The report includes contributions on the training needs of social workers and professional standards for social work practice. The whole report (including the commentary on the constitution) will reward careful reading and reflection.   However, I draw your attention in particular to the commendably succinct Interim Code of Ethics on page 30 (even although this does not yet reflect anything approaching a bicultural sensibility), and Merv Hancock’s comment on The NZASW and the Future on page 35.

We can only imagine how Merv must have felt being elected to be first President of the association he had worked so hard to achieve. Mary Nash tells us that he:

…delivered a rousing speech in which he thanked the Association for honouring him by electing him as its first President. He went on to refer to the recognition of social work as a unified profession despite its many fields of practice “I am sure that l say this for you all, that social work is a whole and our unity far transcends our differences”. (p. 14).

Report of the Inaugural Conference, 1964
Report of the Inaugural Conference, 1964.

This document, and others within the ANZASW digital history project, offers researchers access to primary sources for tracing the history of the ANZASW.  They also offer social work educators excellent materials for work with students on the continuities and changes in the discourse of social work in Aotearoa New Zealand.

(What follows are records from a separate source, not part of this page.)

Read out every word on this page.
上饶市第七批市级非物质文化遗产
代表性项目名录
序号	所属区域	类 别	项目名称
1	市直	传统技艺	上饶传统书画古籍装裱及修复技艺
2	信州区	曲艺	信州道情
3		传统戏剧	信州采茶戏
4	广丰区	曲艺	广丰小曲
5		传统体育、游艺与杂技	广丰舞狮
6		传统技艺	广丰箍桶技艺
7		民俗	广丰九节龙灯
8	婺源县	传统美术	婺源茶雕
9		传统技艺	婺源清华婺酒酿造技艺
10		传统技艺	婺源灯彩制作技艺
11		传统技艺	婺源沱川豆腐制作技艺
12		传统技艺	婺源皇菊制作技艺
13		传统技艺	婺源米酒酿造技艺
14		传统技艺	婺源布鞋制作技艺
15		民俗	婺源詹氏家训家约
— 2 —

On a final historical note, I mentioned that the document was a handsomely crafted one. This is not perfectly conveyed by the digital copy, but is very evident in the actual document.  The clue to its provenance is on the bottom of the penultimate page of the report where the name of the printer appears: the Pelorus Press Ltd, 38 Airedale Street, Auckland. It turns out that the Pelorus Press is itself a noteworthy New Zealand institution.

Click on the report cover above or the link below to download the report (this file is optimised for web delivery but still comes in at 8MB, so patience and broadband is recommended): https://socialworkhistory.nz/assets/decade1/1964InauguralConference.pdf

References

Nash, M. (1998). “That terrible title, social worker”: A time of transition in social work history 1949-73. Social Work Review, 10(1), 12–18.

New Zealand Association of Social Workers (1964). Report of Inaugural Conference: Auckland 4 to 7 February, 1964. Auckland: NZASW.

Staniforth, B., & Nash, M. (2012). Bringing a myriad of gifts: June Kendrick. Aotearoa New Zealand Social Work Review, 24(27-36).